Source: IEC blog (https://blog.iec.ch/)
IEC has published a major revision of the IEC 61892 series of standards which are key documents for the safety and performance efficiency of offshore platforms recognized by industry and regulators worldwide.
The series has been thoroughly brought up-to-date to take into account fast technology changes in offshore platform electrical and electrotechnical technology, such as increased automation and the growing use of alternative sources of energy. Improving energy efficiency is also a key driver.
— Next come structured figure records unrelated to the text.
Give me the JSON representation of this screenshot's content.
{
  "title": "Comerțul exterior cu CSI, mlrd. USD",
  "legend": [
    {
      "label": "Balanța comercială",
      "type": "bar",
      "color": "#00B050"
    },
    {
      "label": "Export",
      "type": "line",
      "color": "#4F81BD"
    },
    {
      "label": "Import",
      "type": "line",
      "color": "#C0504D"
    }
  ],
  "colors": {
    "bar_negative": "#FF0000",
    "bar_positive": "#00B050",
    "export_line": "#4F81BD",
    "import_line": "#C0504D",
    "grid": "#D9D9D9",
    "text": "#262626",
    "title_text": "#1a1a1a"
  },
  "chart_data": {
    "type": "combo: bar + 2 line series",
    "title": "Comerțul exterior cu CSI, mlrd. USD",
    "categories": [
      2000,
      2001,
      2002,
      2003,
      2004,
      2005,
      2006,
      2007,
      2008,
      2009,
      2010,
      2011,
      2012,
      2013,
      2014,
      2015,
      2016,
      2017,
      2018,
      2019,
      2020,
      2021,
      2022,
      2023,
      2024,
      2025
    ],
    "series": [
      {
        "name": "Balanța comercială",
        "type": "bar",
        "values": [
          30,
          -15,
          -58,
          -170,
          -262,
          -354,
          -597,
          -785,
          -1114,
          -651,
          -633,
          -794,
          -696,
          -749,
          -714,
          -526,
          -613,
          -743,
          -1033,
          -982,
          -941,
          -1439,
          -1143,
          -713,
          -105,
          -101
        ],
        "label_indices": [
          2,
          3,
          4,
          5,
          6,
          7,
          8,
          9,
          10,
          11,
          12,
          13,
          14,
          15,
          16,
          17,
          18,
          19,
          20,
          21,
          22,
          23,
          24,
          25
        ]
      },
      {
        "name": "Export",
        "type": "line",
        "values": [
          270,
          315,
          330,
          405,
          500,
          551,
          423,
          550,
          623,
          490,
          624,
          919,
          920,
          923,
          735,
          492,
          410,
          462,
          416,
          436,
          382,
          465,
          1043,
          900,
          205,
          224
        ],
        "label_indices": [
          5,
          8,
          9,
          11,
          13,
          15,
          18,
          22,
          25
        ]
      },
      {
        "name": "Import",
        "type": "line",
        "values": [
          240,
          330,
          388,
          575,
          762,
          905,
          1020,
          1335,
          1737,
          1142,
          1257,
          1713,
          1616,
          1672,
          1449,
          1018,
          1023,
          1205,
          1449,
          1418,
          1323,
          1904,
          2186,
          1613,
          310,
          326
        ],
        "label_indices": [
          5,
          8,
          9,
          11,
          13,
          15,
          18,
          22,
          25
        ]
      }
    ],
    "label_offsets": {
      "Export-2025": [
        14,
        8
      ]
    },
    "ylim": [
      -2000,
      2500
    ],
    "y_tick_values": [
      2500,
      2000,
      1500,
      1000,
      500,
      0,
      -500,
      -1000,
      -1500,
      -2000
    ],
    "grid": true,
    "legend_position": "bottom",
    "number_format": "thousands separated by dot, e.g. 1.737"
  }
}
“One of the major changes with the previous edition is that we did not include an electricity voltage limitation in these standards either for alternating current (AC) or direct current (DC). This enables platforms to be situated further from the shore or to be interconnected via sub-sea cables,” describes Geir Bull-Njaa, the convenor of the maintenance team which worked on the revision (MT 18). The team is part of IEC Technical Committee 18 which develops standards specifying electrical installations for ships as well as mobile and fixed offshore units.
Environmental aspects were also taken into consideration. “Even if they are not environmental standards per se, we were keen for the IEC 61892 series to help limit the impact of offshore platforms on the environment,” Bull-Njaa agrees.
A number of energy efficiency requirements are made in IEC 61892-1, including the efficient use of generated power, the use of high efficiency motors and variable speed drives to optimize power consumption, the use of low-loss transformers and other high-power equipment, the re-use of lighting fixtures with high efficiency long-life lamps, energy optimization through the use of brake energy or waste heat recovery as well as the establishment of an energy management system.
Renewable energy sources are also specified in IEC 61892-2 as they can be used to power small offshore units with low electrical consumption. Renewable energy sources include photovoltaic cells and wind generators, microturbines, closed cycle vapour turbines and thermoelectric generators.